History

United States
- Name: A. T. Stewart
- Namesake: Alexander Turney Stewart, Dry goods businessman
- Owner: New York Pilots' Association
- Operator: Daniel C. Chapman
- Builder: Edward F. Williams
- Launched: October 11, 1865
- Christened: October 11, 1865
- Out of service: November 30, 1869
- Fate: Sank

General characteristics
- Class & type: Schooner
- Tonnage: 90 tons TM
- Length: 80 ft 0 in (24.38 m)
- Beam: 21 ft 0 in (6.40 m)
- Draft: 10 ft 0 in (3.05 m)
- Depth: 7 ft 10 in (2.39 m)
- Propulsion: Sail

= A. T. Stewart (pilot boat) =

Sandy Hook Pilot boat

The A. T. Stewart was a 19th-century Sandy Hook pilot boat built in 1865 at the Edward F. Williams shipyard to replace the pilot boat George Steers, which was lost in 1865. She was built for the New Jersey and New York Sandy Hook Pilots Association.

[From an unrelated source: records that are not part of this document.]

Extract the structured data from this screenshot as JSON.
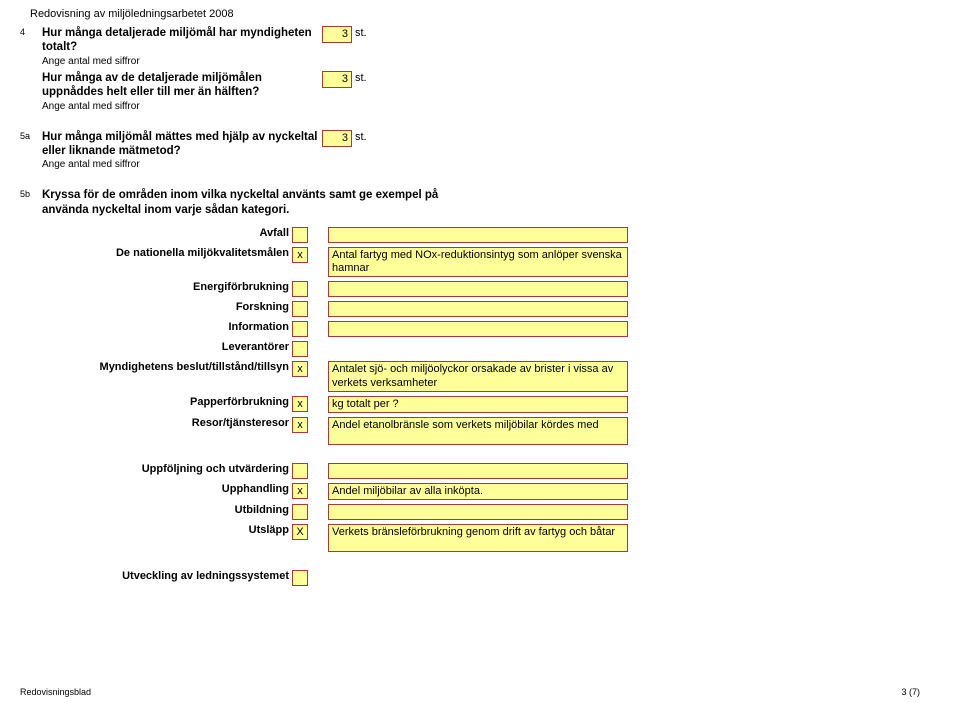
{
  "header": "Redovisning av miljöledningsarbetet 2008",
  "q4": {
    "num": "4",
    "text": "Hur många detaljerade miljömål har myndigheten totalt?",
    "hint": "Ange antal med siffror",
    "value": "3",
    "unit": "st."
  },
  "q4b": {
    "text": "Hur många av de detaljerade miljömålen uppnåddes helt eller till mer än hälften?",
    "hint": "Ange antal med siffror",
    "value": "3",
    "unit": "st."
  },
  "q5a": {
    "num": "5a",
    "text": "Hur många miljömål mättes med hjälp av nyckeltal eller liknande mätmetod?",
    "hint": "Ange antal med siffror",
    "value": "3",
    "unit": "st."
  },
  "q5b": {
    "num": "5b",
    "text": "Kryssa för de områden inom vilka nyckeltal använts samt ge exempel på använda nyckeltal inom varje sådan kategori."
  },
  "categories1": [
    {
      "label": "Avfall",
      "check": "",
      "desc": ""
    },
    {
      "label": "De nationella miljökvalitetsmålen",
      "check": "x",
      "desc": "Antal fartyg med NOx-reduktionsintyg som anlöper svenska hamnar"
    },
    {
      "label": "Energiförbrukning",
      "check": "",
      "desc": ""
    },
    {
      "label": "Forskning",
      "check": "",
      "desc": ""
    },
    {
      "label": "Information",
      "check": "",
      "desc": ""
    },
    {
      "label": "Leverantörer",
      "check": "",
      "desc": ""
    },
    {
      "label": "Myndighetens beslut/tillstånd/tillsyn",
      "check": "x",
      "desc": "Antalet sjö- och miljöolyckor orsakade av brister i vissa av verkets verksamheter"
    },
    {
      "label": "Papperförbrukning",
      "check": "x",
      "desc": "kg totalt per ?"
    },
    {
      "label": "Resor/tjänsteresor",
      "check": "x",
      "desc": "Andel etanolbränsle som verkets miljöbilar kördes med"
    }
  ],
  "categories2": [
    {
      "label": "Uppföljning och utvärdering",
      "check": "",
      "desc": ""
    },
    {
      "label": "Upphandling",
      "check": "x",
      "desc": "Andel miljöbilar av alla inköpta."
    },
    {
      "label": "Utbildning",
      "check": "",
      "desc": ""
    },
    {
      "label": "Utsläpp",
      "check": "X",
      "desc": "Verkets bränsleförbrukning genom drift av fartyg och båtar"
    }
  ],
  "categories3": [
    {
      "label": "Utveckling av ledningssystemet",
      "check": "",
      "desc": ""
    }
  ],
  "footer": {
    "left": "Redovisningsblad",
    "right": "3 (7)"
  }
}
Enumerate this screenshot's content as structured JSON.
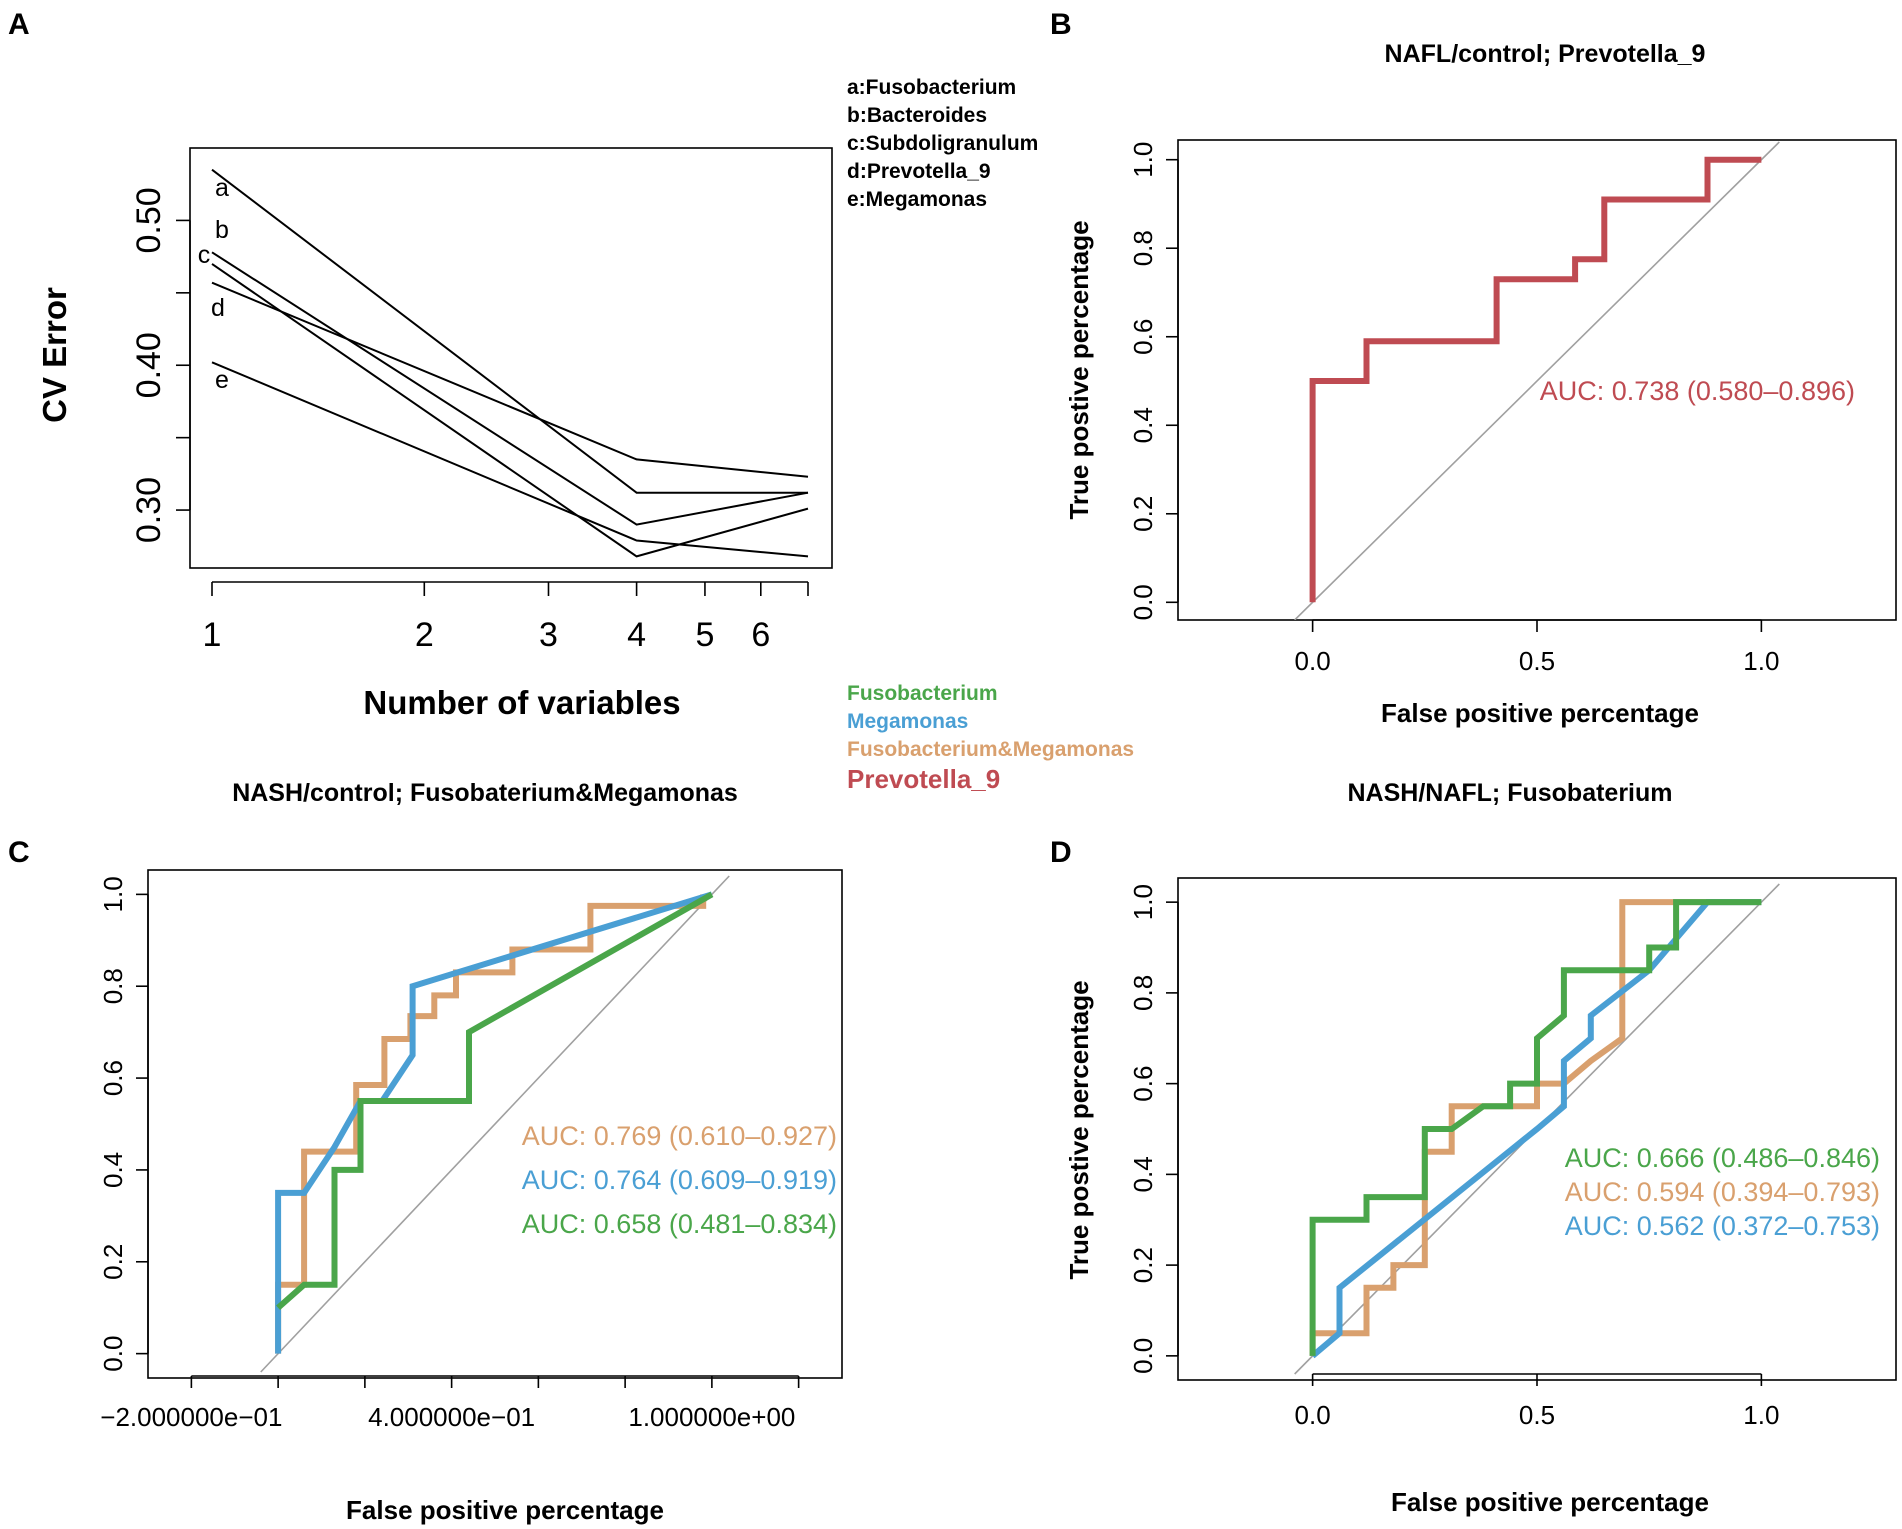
{
  "colors": {
    "green": "#4aa64a",
    "blue": "#4a9fd4",
    "tan": "#d9a06e",
    "red": "#bf4b52",
    "black": "#000000",
    "diag": "#a0a0a0"
  },
  "figure_legend": [
    {
      "label": "Fusobacterium",
      "color": "#4aa64a"
    },
    {
      "label": "Megamonas",
      "color": "#4a9fd4"
    },
    {
      "label": "Fusobacterium&Megamonas",
      "color": "#d9a06e"
    },
    {
      "label": "Prevotella_9",
      "color": "#bf4b52"
    }
  ],
  "chart_data": [
    {
      "id": "A",
      "panel_label": "A",
      "type": "line",
      "title": "",
      "xlabel": "Number of variables",
      "ylabel": "CV Error",
      "x_scale": "log",
      "xlim": [
        1,
        7
      ],
      "ylim": [
        0.26,
        0.55
      ],
      "x_ticks": [
        1,
        2,
        3,
        4,
        5,
        6
      ],
      "x_tick_labels": [
        "1",
        "2",
        "3",
        "4",
        "5",
        "6"
      ],
      "y_ticks": [
        0.3,
        0.35,
        0.4,
        0.45,
        0.5
      ],
      "y_tick_labels": [
        "0.30",
        "",
        "0.40",
        "",
        "0.50"
      ],
      "legend_text": [
        "a:Fusobacterium",
        "b:Bacteroides",
        "c:Subdoligranulum",
        "d:Prevotella_9",
        "e:Megamonas"
      ],
      "series": [
        {
          "name": "a",
          "x": [
            1,
            4,
            7
          ],
          "y": [
            0.535,
            0.312,
            0.312
          ]
        },
        {
          "name": "b",
          "x": [
            1,
            4,
            7
          ],
          "y": [
            0.478,
            0.29,
            0.312
          ]
        },
        {
          "name": "c",
          "x": [
            1,
            4,
            7
          ],
          "y": [
            0.47,
            0.268,
            0.301
          ]
        },
        {
          "name": "d",
          "x": [
            1,
            4,
            7
          ],
          "y": [
            0.457,
            0.335,
            0.323
          ]
        },
        {
          "name": "e",
          "x": [
            1,
            4,
            7
          ],
          "y": [
            0.402,
            0.279,
            0.268
          ]
        }
      ]
    },
    {
      "id": "B",
      "panel_label": "B",
      "type": "line",
      "title": "NAFL/control; Prevotella_9",
      "xlabel": "False positive percentage",
      "ylabel": "True postive percentage",
      "xlim": [
        -0.3,
        1.3
      ],
      "ylim": [
        -0.04,
        1.04
      ],
      "x_ticks": [
        0.0,
        0.5,
        1.0
      ],
      "x_tick_labels": [
        "0.0",
        "0.5",
        "1.0"
      ],
      "y_ticks": [
        0.0,
        0.2,
        0.4,
        0.6,
        0.8,
        1.0
      ],
      "y_tick_labels": [
        "0.0",
        "0.2",
        "0.4",
        "0.6",
        "0.8",
        "1.0"
      ],
      "series": [
        {
          "name": "Prevotella_9",
          "color": "#bf4b52",
          "x": [
            0,
            0,
            0.12,
            0.12,
            0.41,
            0.41,
            0.585,
            0.585,
            0.65,
            0.65,
            0.88,
            0.88,
            1.0
          ],
          "y": [
            0,
            0.5,
            0.5,
            0.59,
            0.59,
            0.73,
            0.73,
            0.775,
            0.775,
            0.91,
            0.91,
            1.0,
            1.0
          ]
        }
      ],
      "auc": [
        {
          "text": "AUC: 0.738 (0.580–0.896)",
          "color": "#bf4b52"
        }
      ]
    },
    {
      "id": "C",
      "panel_label": "C",
      "type": "line",
      "title": "NASH/control; Fusobaterium&Megamonas",
      "xlabel": "False positive percentage",
      "ylabel": "",
      "xlim": [
        -0.3,
        1.3
      ],
      "ylim": [
        -0.04,
        1.04
      ],
      "x_ticks": [
        -0.2,
        0.0,
        0.2,
        0.4,
        0.6,
        0.8,
        1.0,
        1.2
      ],
      "x_tick_labels": [
        "−2.000000e−01",
        "",
        "",
        "4.000000e−01",
        "",
        "",
        "1.000000e+00",
        ""
      ],
      "y_ticks": [
        0.0,
        0.2,
        0.4,
        0.6,
        0.8,
        1.0
      ],
      "y_tick_labels": [
        "0.0",
        "0.2",
        "0.4",
        "0.6",
        "0.8",
        "1.0"
      ],
      "series": [
        {
          "name": "Fusobacterium&Megamonas",
          "color": "#d9a06e",
          "x": [
            0,
            0,
            0.06,
            0.06,
            0.18,
            0.18,
            0.245,
            0.245,
            0.305,
            0.305,
            0.36,
            0.36,
            0.41,
            0.41,
            0.54,
            0.54,
            0.72,
            0.72,
            0.98,
            0.98
          ],
          "y": [
            0,
            0.15,
            0.15,
            0.44,
            0.44,
            0.585,
            0.585,
            0.685,
            0.685,
            0.735,
            0.735,
            0.78,
            0.78,
            0.83,
            0.83,
            0.88,
            0.88,
            0.975,
            0.975,
            1.0
          ]
        },
        {
          "name": "Megamonas",
          "color": "#4a9fd4",
          "x": [
            0,
            0,
            0.06,
            0.13,
            0.13,
            0.19,
            0.24,
            0.31,
            0.31,
            0.31,
            0.31,
            0.31,
            1.0
          ],
          "y": [
            0,
            0.35,
            0.35,
            0.45,
            0.45,
            0.55,
            0.55,
            0.65,
            0.65,
            0.8,
            0.8,
            0.8,
            1.0
          ]
        },
        {
          "name": "Fusobacterium",
          "color": "#4aa64a",
          "x": [
            0,
            0.06,
            0.13,
            0.13,
            0.19,
            0.19,
            0.44,
            0.44,
            1.0
          ],
          "y": [
            0.1,
            0.15,
            0.15,
            0.4,
            0.4,
            0.55,
            0.55,
            0.7,
            1.0
          ]
        }
      ],
      "auc": [
        {
          "text": "AUC: 0.769 (0.610–0.927)",
          "color": "#d9a06e"
        },
        {
          "text": "AUC: 0.764 (0.609–0.919)",
          "color": "#4a9fd4"
        },
        {
          "text": "AUC: 0.658 (0.481–0.834)",
          "color": "#4aa64a"
        }
      ]
    },
    {
      "id": "D",
      "panel_label": "D",
      "type": "line",
      "title": "NASH/NAFL; Fusobaterium",
      "xlabel": "False positive percentage",
      "ylabel": "True postive percentage",
      "xlim": [
        -0.3,
        1.3
      ],
      "ylim": [
        -0.04,
        1.04
      ],
      "x_ticks": [
        0.0,
        0.5,
        1.0
      ],
      "x_tick_labels": [
        "0.0",
        "0.5",
        "1.0"
      ],
      "y_ticks": [
        0.0,
        0.2,
        0.4,
        0.6,
        0.8,
        1.0
      ],
      "y_tick_labels": [
        "0.0",
        "0.2",
        "0.4",
        "0.6",
        "0.8",
        "1.0"
      ],
      "series": [
        {
          "name": "Fusobacterium&Megamonas",
          "color": "#d9a06e",
          "x": [
            0,
            0,
            0.12,
            0.12,
            0.18,
            0.18,
            0.25,
            0.25,
            0.31,
            0.31,
            0.5,
            0.5,
            0.56,
            0.62,
            0.62,
            0.69,
            0.69,
            0.69,
            0.81,
            1.0
          ],
          "y": [
            0,
            0.05,
            0.05,
            0.15,
            0.15,
            0.2,
            0.2,
            0.45,
            0.45,
            0.55,
            0.55,
            0.6,
            0.6,
            0.65,
            0.65,
            0.7,
            1.0,
            1.0,
            1.0,
            1.0
          ]
        },
        {
          "name": "Megamonas",
          "color": "#4a9fd4",
          "x": [
            0,
            0.06,
            0.06,
            0.5,
            0.56,
            0.56,
            0.62,
            0.62,
            0.75,
            0.75,
            0.88,
            1.0
          ],
          "y": [
            0,
            0.05,
            0.15,
            0.5,
            0.55,
            0.65,
            0.7,
            0.75,
            0.85,
            0.85,
            1.0,
            1.0
          ]
        },
        {
          "name": "Fusobacterium",
          "color": "#4aa64a",
          "x": [
            0,
            0,
            0.12,
            0.12,
            0.25,
            0.25,
            0.31,
            0.38,
            0.44,
            0.44,
            0.5,
            0.5,
            0.56,
            0.56,
            0.69,
            0.69,
            0.75,
            0.75,
            0.81,
            0.81,
            1.0
          ],
          "y": [
            0,
            0.3,
            0.3,
            0.35,
            0.35,
            0.5,
            0.5,
            0.55,
            0.55,
            0.6,
            0.6,
            0.7,
            0.75,
            0.85,
            0.85,
            0.85,
            0.85,
            0.9,
            0.9,
            1.0,
            1.0
          ]
        }
      ],
      "auc": [
        {
          "text": "AUC: 0.666 (0.486–0.846)",
          "color": "#4aa64a"
        },
        {
          "text": "AUC: 0.594 (0.394–0.793)",
          "color": "#d9a06e"
        },
        {
          "text": "AUC: 0.562 (0.372–0.753)",
          "color": "#4a9fd4"
        }
      ]
    }
  ]
}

The Stewart was in a collision with the steamship Scotia and sank in 1869. She was replaced by the James Gordon Bennett in 1870.

==Construction and service ==

The pilot-boat A. T. Stewart No. 6, was launched from the shipyard of Edward F. Williams, at Greenpoint, Brooklyn, on October 11, 1865. She was the twelfth vessel of her class built by Williams in the last ten years. There was a large party in attendance. She was built for pilots of the New Jersey and Sandy Hook Pilots' Association. She was built to replace the George Steers, No. 6, which was lost in February 1865. At the launch and naming ceremony, Ellen M. Clark, daughter of Jonah N. Clark, did the christening by breaking a bottle of champagne over the bow. The name of the boat was nominated by the friends of Alexander Turney Stewart, the dry goods millionaire businessman. The ship master was Captain Daniel C. Chapman.

The A. T. Stewart, was registered as a pilot Schooner with the Record of American and Foreign Shipping, from 1871 to 1874. Her owners were the Pilots' Association; built-in 1865 at Greenpoint, New York; and her hailing port was the Port of New York. Her dimensions were 80 ft. in length; 21 ft. breadth of beam; 7.10 ft. depth of hold; and 90-tons Tonnage.

On May 22, 1866, the pilot boat A. T. Stewart, was in a collision with the Delaware schooner Transit, twenty miles east of Cape May Lightship. The Stewart was towed into port and reported damages in the sum of $5,000. On April 9, 1869, a collision case for the A. T. Stewart was brought before the United States District Court. The case was Chapman vs. the Schooner Transit. The court ruled that both boats were equally responsible for the collision and should share the cost for damages. The court also made the decision to remove the wreck of the A. T. Stewart, from the channel outside Sandy Hook.

==End of service==

On November 30, 1869, the A. T. Stewart sank when she came in collision with the steamship Scotia off Sandy Hook, New Jersey. The pilots and crew were saved and brought to port. When the A. T. Stewart was lost in 1869, the James Gordon Bennett, No. 6 was built in 1870 to replace her.